Good morning everyone, happy new week!
Today I am reflective of forgiveness. I recently found out a friend of mine was hurting others, intentionally lying and manipulating them, including attempts at influencing people’s opinions of me. Needless to say it was easy to feel anger and frustration.
Now I definitely haven’t been holding onto these feelings of anger or frustration, I let it go after several days
(help from and thanks to my support system,) but I am reflective this morning on the difference between letting go and forgiveness. There was still a part of me that was judging him.
So, I’m reminded that forgiveness was still something that I was doing in a way that made me feel better than the other person. “Be the bigger person” I thought to myself. Is that real forgiveness? Or is that ego?

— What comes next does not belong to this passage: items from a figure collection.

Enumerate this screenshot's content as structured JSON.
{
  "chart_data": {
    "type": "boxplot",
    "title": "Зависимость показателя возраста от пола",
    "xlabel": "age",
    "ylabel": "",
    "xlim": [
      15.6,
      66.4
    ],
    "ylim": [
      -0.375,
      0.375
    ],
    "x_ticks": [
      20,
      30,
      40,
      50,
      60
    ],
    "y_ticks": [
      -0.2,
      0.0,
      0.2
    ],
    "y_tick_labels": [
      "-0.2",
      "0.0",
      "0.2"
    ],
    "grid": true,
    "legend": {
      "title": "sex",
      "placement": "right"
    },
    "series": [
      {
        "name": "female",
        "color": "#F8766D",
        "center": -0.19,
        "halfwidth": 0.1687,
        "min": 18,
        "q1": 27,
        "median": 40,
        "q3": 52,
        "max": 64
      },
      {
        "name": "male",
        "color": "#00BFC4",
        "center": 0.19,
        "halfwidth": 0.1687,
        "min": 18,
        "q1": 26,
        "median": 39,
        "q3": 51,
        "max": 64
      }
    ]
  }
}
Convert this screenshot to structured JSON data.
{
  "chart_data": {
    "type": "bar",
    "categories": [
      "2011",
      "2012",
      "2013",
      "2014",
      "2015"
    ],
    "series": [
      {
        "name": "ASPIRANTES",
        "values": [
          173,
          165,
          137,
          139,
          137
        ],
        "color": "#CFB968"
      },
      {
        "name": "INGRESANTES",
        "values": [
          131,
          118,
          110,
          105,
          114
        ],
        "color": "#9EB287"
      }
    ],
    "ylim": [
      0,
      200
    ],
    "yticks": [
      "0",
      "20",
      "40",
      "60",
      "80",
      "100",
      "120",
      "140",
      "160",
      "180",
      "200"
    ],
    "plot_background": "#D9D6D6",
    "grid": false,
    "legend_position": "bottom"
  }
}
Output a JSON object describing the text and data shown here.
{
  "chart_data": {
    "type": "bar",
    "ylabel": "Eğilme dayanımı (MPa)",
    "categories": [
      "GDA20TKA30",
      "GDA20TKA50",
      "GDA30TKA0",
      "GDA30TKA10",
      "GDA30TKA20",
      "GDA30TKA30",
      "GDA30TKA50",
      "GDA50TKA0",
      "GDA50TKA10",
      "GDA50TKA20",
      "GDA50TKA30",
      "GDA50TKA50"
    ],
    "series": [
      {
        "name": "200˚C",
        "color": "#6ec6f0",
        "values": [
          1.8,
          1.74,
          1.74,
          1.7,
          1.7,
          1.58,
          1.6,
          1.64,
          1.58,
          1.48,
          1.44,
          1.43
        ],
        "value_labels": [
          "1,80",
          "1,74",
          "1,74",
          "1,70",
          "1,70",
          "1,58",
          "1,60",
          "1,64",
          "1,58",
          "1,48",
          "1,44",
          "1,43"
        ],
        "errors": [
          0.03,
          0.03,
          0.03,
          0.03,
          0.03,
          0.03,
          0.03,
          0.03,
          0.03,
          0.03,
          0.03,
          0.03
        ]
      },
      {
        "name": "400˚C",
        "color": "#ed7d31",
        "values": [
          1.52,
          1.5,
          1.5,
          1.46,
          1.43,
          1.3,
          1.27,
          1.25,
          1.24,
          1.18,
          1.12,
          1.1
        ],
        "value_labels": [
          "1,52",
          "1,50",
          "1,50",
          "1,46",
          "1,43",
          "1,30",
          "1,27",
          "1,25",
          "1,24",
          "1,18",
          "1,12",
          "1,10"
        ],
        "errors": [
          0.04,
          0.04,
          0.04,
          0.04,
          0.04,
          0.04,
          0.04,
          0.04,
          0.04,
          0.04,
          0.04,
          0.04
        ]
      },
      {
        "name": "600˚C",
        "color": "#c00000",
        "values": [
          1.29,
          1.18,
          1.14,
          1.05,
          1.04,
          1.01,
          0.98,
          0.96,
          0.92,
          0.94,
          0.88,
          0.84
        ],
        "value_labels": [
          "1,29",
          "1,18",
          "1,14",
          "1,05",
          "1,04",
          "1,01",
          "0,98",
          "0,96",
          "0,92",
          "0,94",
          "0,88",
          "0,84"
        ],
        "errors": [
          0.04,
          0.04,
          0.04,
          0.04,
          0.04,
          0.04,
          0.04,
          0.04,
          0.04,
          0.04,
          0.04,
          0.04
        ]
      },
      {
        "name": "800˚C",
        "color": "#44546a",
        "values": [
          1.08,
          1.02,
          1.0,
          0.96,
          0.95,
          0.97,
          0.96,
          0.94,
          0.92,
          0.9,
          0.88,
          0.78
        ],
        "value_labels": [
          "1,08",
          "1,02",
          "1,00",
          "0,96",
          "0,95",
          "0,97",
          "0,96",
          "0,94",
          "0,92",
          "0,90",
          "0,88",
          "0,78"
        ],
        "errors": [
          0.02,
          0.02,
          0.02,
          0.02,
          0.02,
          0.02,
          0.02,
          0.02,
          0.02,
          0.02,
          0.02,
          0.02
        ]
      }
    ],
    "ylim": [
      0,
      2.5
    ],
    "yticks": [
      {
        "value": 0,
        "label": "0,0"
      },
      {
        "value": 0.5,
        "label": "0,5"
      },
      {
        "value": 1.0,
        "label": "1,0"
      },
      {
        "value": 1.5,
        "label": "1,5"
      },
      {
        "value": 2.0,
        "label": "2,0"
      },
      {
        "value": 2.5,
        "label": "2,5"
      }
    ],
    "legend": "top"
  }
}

In order to forgive him I actually have to focus on myself, and WHO I WANT TO BE.
At first I thought forgiveness was for them, and then I realized it was for me, but AFTER THAT, I realized its for me only, and not me in comparison to the other. While I still have to remind myself of this, theres an area that exists in between selfishness and pleasing others, which is simply me focusing on who I want to be.
This is Self – Love, creating a world where I strive to be who I want to be, not to be pleasing to others, but to be pleasing to who I believe I want to be, which, for me, is centered around God.
I hope this helps in some way, it helped me by writing it! Thanks for being on the other side.